Atlético supera vaias e conta com a sorte para vencer o Furacão

Quando parecia que o time voltaria ao velhos tempos, o Atlético complicou o que parecia fácil , mas foi beneficiado por dois gols-contra e triunfou

iG Minas Gerais | THIAGO NOGUEIRA |

Esportes - Belo Horizonte, Mg. Campeonato Brasileiro. Atletico-MG e Atletico-PR no Estadio Independencia. Jogo valido pela 13 rodada do Brasileiro. Fotos: Leo Fontes / O Tempo - 3.8.14  FOTO COMEMORACAO LEONARDO SILVA
LEO FONTES / O TEMPO
Esportes - Belo Horizonte, Mg. Campeonato Brasileiro. Atletico-MG e Atletico-PR no Estadio Independencia. Jogo valido pela 13 rodada do Brasileiro. Fotos: Leo Fontes / O Tempo - 3.8.14 FOTO COMEMORACAO LEONARDO SILVA

No primeiro jogo da era pós-Ronaldinho, o torcedor já tem uma certeza. Esse time do Galo não vai mudar. Emoções e de situações improváveis farão parte de suas sagas.
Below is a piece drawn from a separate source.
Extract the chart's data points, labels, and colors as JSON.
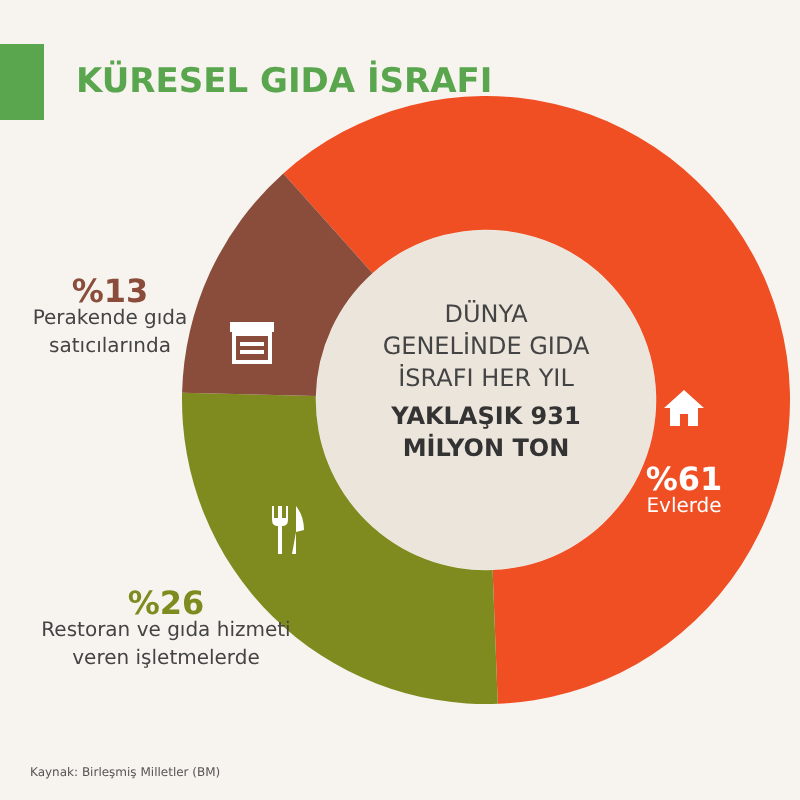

Na noite deste domingo, quando parecia que o time voltaria ao velhos tempos de auge no Horto, o Atlético complicou o que parecia fácil e, precisou contar com a sorte de dois gols contras para superar o Atlético-PR por 3 a 1.

“A gente fez um excelente primeiro tempo, apavorou no segundo, mas acabou dando sorte, Futebol é assim”, ressumiu bem o atacante Jô no fim da partida. O Galo termina a rodada em 11º lugar, com 18 pontos, mas com a oportunidade de dar um salto para os primeiros lugares com o jogo adiado diante do Chapecoense, na quarta-feira.

Neste domingo, de antemão, o jogo já começou regado a pitadas vingativas, afinal, o Furacão foi o primeiro time a Galo no novo Horto, ano passado. Em campo, no entanto, só a camisa rubro-negra, porque os jogadores eram praticamente todos diferentes.

O Galo implatou sua blitz e acurralou o adversário. Antes de abrir o placar, o volante Deivid evitaria o gol alvinegro tirando sobre a linha. Depois, Maicosuel perderia uma, duas, três grandes chances. A última, aliás, carimbou o travessão.

No viés técnico-tático, Tardelli se destacava pela vontade, chamando a responsabilidade de criar e servir. Institivamente, parecia que o camisa 9 brigava com Guilherme pela função que era de Ronaldinho. Os dois, inclusive, revesavam nas as faltas.

No lado paranaense, a postura de surpreender em contra-golpes era clara. Só que, mais e mais, a pressão do Galo não dava trégua. A fechada defesa do Atlético-PR só foi vencida na já famosa cobrança lateral de Marcos Rocha. Ele achou Leonardo Silva, que tocou de cabeça para as redes.

Na segunda etapa, o Atlético brecou a intenidade. Sem muita pretenção, o Furacão achou um chute de fora da área e Victor. Pronto. O que parecia um jogo controvado, virou mais uma página de drama. Jô não estava em noite feliz. Emerson Conceição, criticado desde que chegou, colecionava novas vaias.

Levir tentou dar novo ânimo ao time colocando Luan e Dátolo, mas nada de Emerson Conceição sair, para ira do torcedor. Guilherme e Jô foram os sacados. O time não respondia muito às alterações. Eis então que o talismã alvinegro precisou gastar suas doses de encanto. Ele cruzou e o zagueiro Léo Pereira marcou contra. Um pouco mais tarde, nova infelicidade paranaense. Deivid desviou para a própria meta.